Por un momento, Anna no supo a quién se refería Dalton, pero finalmente se acordó. Unas semanas antes, había recibido una carta de una chica de once años llamada Minnie. Le llegó a través de su agente, en un paquete que contenía varias cartas más.

Si bien le preocupaba que una niña de once años leyera sus novelas, Anna se había conmovido con la carta. Le había recordado a la niñita que fue ella misma, antes del secuestro, una joven que veía el mundo como un lugar hermoso lleno de caras sonrientes.

Minnie había prometido que, si Anna le respondía, sería su mayor admiradora para siempre.
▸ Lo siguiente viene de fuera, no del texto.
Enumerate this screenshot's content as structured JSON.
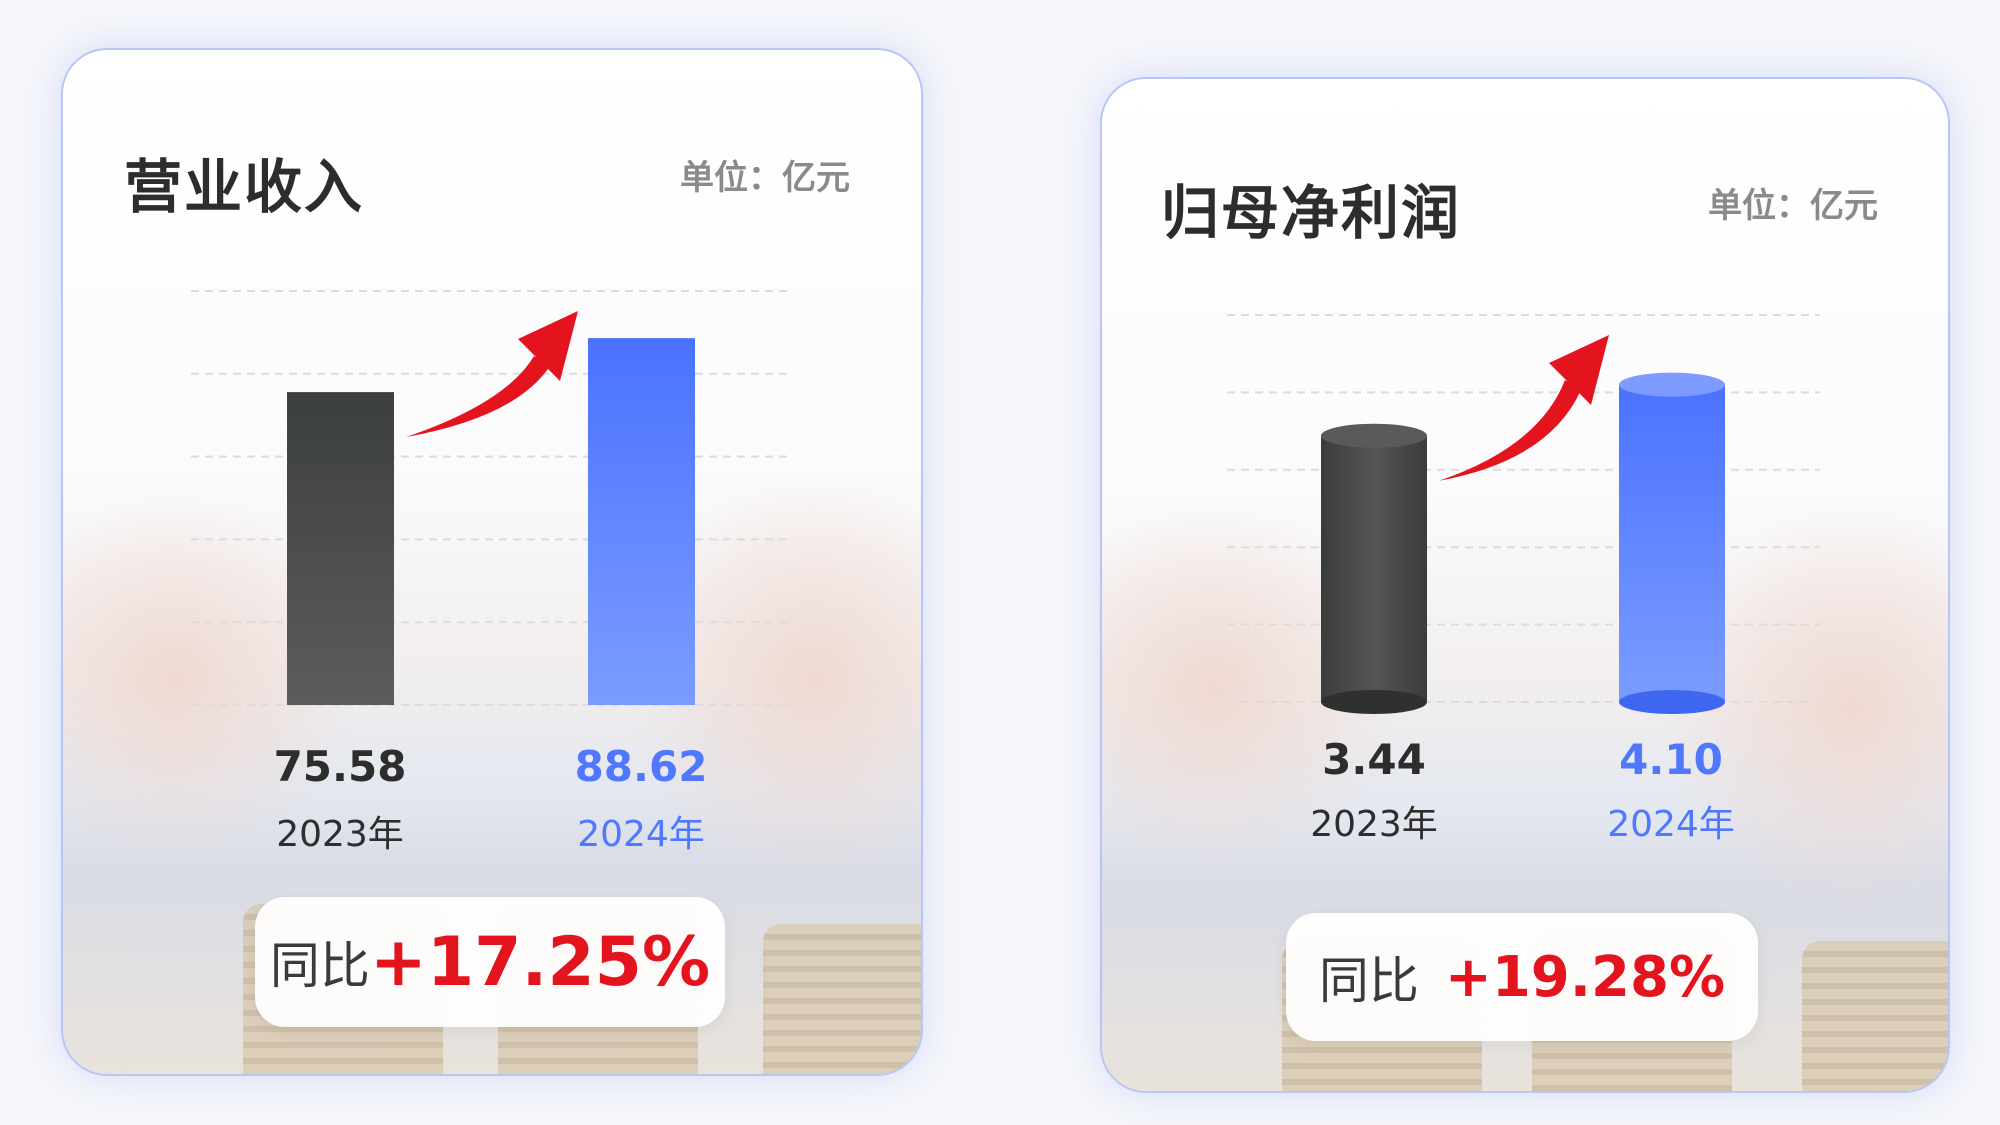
{
  "colors": {
    "prev_year": "#4a4c4c",
    "curr_year": "#4f78ff",
    "growth": "#e3141e",
    "border": "#b9c6f5"
  },
  "chart_data": [
    {
      "type": "bar",
      "title": "营业收入",
      "unit": "单位：亿元",
      "categories": [
        "2023年",
        "2024年"
      ],
      "values": [
        75.58,
        88.62
      ],
      "value_labels": [
        "75.58",
        "88.62"
      ],
      "ylim": [
        0,
        100
      ],
      "grid": true,
      "bar_style": "flat",
      "growth_label": "同比",
      "growth_value": "+17.25%"
    },
    {
      "type": "bar",
      "title": "归母净利润",
      "unit": "单位：亿元",
      "categories": [
        "2023年",
        "2024年"
      ],
      "values": [
        3.44,
        4.1
      ],
      "value_labels": [
        "3.44",
        "4.10"
      ],
      "ylim": [
        0,
        5
      ],
      "grid": true,
      "bar_style": "cylinder",
      "growth_label": "同比",
      "growth_value": "+19.28%"
    }
  ]
}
Había dibujado corazones y margaritas en el reverso del sobre, junto a las letras F.C.U.B.

«Firmado con un beso».

Anna se sintió tan cautivada, que respondió a la carta personalmente.

Dalton sacó el sobre del bolsillo de su chándal y se lo entregó. Anna frunció el ceño.

– ¿La llevabas encima?

Bill puso los ojos en blanco.

– Sí, la recogió después de seleccionar a David de entre su colección de armas. A duras penas conseguí que no hiciera unas magdalenas, antes de venir.

Dalton sorbió por la nariz con expresión dolida.

– Sólo intentaba ayudar. La próxima vez no lo haré.

– No le hagas ningún caso -murmuró Anna mientras tomaba la carta y dirigía a Bill una mirada de advertencia-. Ya sabes cuánto le gusta chinchar. Te agradezco que pensaras en mí.

Bill señaló el sobre. Como el anterior, estaba decorado con corazones, margaritas y firmado con un beso.

– Llegó directamente a La Rosa Perfecta, Anna, no a través de tu agente…

– Directamente a la… -Anna comprendió su error y, por un momento, se quedó sin respiración. En su entusiasmo al contestar a la niña, olvidó toda precaución. Había utilizado papel de escribir de La Rosa Perfecta para garabatear rápidamente una respuesta y luego había echado la carta al buzón.